Considerada uma ferramenta para enfrentar as mudanças climáticas, a agroecologia também tem sido afetada pelo aumento da temperatura média do planeta. É o que aponta um mapeamento realizado pela Articulação Nacional de Agroecologia (ANA), que identificou 503 iniciativas agroecológicas em 307 municípios do país, a maior parte delas, 36,4%, tocada por pessoas negras.
“O mapeamento mostra que essas diversas experiências de enfrentamento às mudanças climáticas podem ser minadas se não receberem o devido apoio do Estado e amplo reconhecimento social de como elas estão produzindo soluções a partir de seus territórios”, observa a pesquisadora da Fiocruz e coordenadora do mapeamento, Helena Lopes. Das 503 iniciativas mapeadas, apenas 187 afirmaram acessar políticas públicas.

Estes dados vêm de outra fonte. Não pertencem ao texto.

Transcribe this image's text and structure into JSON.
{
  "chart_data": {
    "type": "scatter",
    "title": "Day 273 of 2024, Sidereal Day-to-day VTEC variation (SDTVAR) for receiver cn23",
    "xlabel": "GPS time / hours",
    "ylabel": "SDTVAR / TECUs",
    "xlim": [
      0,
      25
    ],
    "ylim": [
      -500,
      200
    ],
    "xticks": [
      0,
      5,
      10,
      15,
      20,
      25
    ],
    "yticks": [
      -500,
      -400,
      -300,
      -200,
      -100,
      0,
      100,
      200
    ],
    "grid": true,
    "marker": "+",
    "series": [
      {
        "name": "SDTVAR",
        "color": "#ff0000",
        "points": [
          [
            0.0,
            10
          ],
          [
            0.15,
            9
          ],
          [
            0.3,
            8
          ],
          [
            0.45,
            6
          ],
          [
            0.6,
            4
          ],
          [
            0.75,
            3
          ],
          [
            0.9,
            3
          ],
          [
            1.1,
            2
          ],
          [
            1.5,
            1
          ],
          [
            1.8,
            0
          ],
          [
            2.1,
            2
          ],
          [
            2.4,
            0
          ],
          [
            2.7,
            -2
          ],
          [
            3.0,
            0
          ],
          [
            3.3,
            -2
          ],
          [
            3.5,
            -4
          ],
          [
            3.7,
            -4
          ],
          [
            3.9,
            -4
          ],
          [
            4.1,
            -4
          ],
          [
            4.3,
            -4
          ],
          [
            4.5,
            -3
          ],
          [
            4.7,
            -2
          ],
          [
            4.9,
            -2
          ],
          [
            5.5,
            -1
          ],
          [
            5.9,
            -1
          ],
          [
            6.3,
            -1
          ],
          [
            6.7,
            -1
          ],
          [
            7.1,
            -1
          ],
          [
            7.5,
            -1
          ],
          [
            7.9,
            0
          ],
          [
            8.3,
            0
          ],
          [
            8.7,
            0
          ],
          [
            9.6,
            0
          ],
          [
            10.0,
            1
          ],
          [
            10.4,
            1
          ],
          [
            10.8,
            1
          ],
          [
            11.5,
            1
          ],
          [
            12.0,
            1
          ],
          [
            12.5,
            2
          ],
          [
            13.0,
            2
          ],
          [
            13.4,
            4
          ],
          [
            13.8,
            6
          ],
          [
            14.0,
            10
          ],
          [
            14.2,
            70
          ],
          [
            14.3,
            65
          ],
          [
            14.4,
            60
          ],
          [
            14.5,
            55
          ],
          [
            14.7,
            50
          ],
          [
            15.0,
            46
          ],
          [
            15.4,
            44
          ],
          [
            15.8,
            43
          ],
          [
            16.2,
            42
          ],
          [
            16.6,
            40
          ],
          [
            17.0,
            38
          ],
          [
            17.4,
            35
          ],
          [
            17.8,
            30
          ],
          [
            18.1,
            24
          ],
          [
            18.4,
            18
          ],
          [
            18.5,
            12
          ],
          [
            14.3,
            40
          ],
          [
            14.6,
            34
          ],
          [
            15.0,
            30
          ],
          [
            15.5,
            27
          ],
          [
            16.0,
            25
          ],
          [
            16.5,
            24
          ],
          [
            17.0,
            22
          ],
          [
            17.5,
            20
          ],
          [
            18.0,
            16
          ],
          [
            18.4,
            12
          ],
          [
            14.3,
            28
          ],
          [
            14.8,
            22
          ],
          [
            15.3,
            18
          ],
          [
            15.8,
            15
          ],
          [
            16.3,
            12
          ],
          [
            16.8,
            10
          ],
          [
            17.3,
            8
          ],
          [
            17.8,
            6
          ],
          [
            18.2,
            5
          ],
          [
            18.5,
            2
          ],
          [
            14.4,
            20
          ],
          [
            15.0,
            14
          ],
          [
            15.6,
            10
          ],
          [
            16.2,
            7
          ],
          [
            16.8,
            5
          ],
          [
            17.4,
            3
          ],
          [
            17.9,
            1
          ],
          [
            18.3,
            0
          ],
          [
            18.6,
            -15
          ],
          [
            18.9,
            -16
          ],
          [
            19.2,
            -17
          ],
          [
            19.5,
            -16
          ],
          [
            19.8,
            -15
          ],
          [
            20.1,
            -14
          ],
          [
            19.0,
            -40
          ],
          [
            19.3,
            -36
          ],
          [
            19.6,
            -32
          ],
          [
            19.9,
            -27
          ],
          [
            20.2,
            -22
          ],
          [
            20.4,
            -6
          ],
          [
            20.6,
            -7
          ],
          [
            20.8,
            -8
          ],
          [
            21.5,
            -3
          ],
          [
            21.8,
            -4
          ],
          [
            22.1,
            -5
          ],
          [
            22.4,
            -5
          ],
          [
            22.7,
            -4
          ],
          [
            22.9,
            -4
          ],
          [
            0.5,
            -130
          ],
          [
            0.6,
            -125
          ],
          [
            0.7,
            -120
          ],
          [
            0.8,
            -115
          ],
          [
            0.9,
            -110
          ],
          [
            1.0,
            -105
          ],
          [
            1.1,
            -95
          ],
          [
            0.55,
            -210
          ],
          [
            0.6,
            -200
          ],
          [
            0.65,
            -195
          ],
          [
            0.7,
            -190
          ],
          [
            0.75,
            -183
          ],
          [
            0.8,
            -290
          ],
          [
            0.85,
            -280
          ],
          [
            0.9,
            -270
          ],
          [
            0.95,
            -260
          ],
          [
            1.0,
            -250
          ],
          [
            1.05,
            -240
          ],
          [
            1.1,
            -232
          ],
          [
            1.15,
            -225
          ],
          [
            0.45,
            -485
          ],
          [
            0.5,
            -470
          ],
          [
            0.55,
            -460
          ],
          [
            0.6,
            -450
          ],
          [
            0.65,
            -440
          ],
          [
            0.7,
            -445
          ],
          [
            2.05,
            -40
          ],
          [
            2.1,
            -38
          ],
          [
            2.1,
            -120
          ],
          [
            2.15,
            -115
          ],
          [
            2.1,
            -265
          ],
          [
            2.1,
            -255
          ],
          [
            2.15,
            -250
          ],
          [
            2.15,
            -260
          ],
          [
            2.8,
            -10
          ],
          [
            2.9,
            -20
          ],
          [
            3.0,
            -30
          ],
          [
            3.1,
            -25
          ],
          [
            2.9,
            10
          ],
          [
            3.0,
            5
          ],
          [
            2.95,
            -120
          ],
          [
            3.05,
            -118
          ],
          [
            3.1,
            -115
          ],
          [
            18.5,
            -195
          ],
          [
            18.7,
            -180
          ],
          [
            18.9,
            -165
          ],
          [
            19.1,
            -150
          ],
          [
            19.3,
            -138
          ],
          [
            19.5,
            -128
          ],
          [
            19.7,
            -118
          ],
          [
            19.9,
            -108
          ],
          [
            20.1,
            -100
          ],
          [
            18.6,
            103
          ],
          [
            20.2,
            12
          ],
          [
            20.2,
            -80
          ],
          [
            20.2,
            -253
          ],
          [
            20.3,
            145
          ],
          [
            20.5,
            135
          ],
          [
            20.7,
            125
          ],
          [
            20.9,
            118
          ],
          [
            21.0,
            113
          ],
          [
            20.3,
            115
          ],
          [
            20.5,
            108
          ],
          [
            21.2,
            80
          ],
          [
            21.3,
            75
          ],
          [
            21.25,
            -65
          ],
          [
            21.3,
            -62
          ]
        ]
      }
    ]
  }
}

Ainda segundo o estudo, as mudanças climáticas levaram à diminuição da produção em 56,3% das experiências e à perda de alimentos em 48,1%. Para 66% das experiências, os impactos das mudanças no clima passaram a ser percebidos nos últimos 10 anos e incluem o desaparecimento de espécies e variedades vegetais e animais nativas, citados respectivamente por 36,2% e 30,4% dos entrevistados, ao aumento de doenças nas criações animais, mencionado por 12,3% das experiências.
“A gente tem muitas soluções que vêm dos territórios e que são protagonizadas por povos diversos, mas a falta de incentivo para esse tipo de situação é um gargalo para que elas continuem, de fato, existindo”, pontua Lopes.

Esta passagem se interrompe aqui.